Announcement: Extension of PPI’s EBICS blog – all about payments!

Dear readers,

We are pleased to inform you today about the extension of our EBICS blog.

In the PPI EBICS blog "All about payments" we would like to keep you up-to-date about current payment trends and topics concerning EBICS, SEPA, SWIFT, regulation and digitisation.

From now on the EBICS blog is maintained by two teams of authors in a 2-week rhythm. Our goal: to give you a first-hand account of the views and experiences of our product and consulting experts from customer projects, studies and white papers with regard to current and future requirements of the payments market.

We look forward to your feedback and hope you enjoy reading this blog!

Your team of authors at PPI

Real-time notifications and EBICS – no more "hopeful queries" for downloads

As I already wrote in my blog post in December 2018, real-time credit transfers (instant payments) in the corporate customer business are making their way into the world of EBICS via the new bulk format. When uploading real-time credit transfers, the EBICS transfer phase is not subject to the strict synchronous time rules of instant payments. The clock starts ticking only after the EBICS bank server processing.

But what about the opposite direction for instant payments business transactions in EBICS? After all, a credit notification, if not possible in real time, should still be sent to the payment recipient as soon as possible. In the standard role relationship between customer and bank, the EBICS client always downloads the information from the bank server. An active provision by the bank via EBICS is not intended. Especially the business community has urged the banks and the German Banking Industry Committee (Deutsche Kreditwirtschaft) to find a pragmatic solution for a push option. The ultimate goal was to develop a solution that could be implemented without the need to change the EBICS protocol and the role concept.

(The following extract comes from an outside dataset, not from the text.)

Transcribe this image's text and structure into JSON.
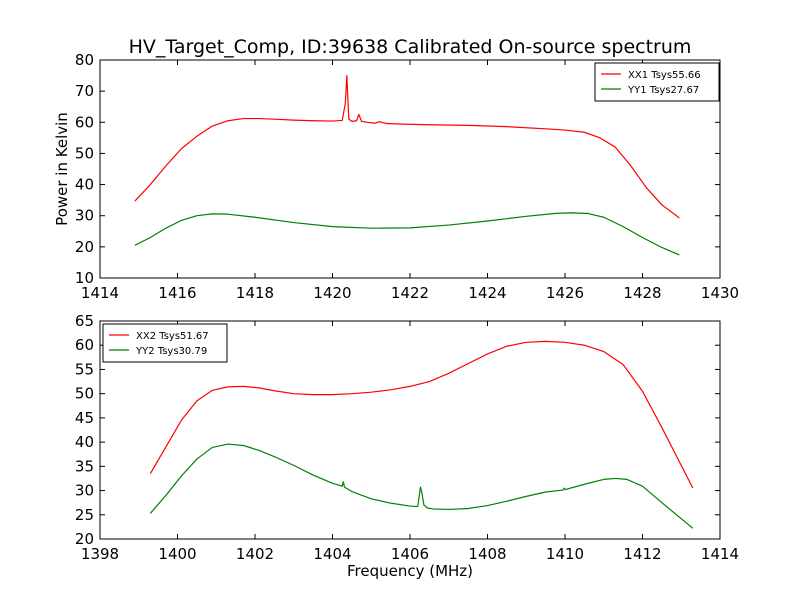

The result was the idea to create a new web socket-based standard interface that informs EBICS clients when new information is available for download. This also includes information about a newly available credit notification. This new push channel is thus not used to transfer any sensitive data. The download of the relevant sensitive data is still carried out via the secure EBICS channel.

In the meantime, the Deutsche Kreditwirtschaft has described this new interface in the "Spezifikation Echtzeitbenachrichtigungen" (specification for real-time notifications) and published version 1.0 on July 18, 2019 on the German EBICS website (

Now the interface must be implemented in the EBICS clients and EBICS servers in a standard-compliant and timely manner. This development opens up new possibilities for optimising corporate customer business, even independently of instant payments. For example, the frequent and ongoing "hopeful queries" by automated EBICS clients (as performed in case of account statement downloads) can be eliminated for all download processes. This means that both EBICS client users and bank server operators can expect a load reduction. That's good news, isn't it?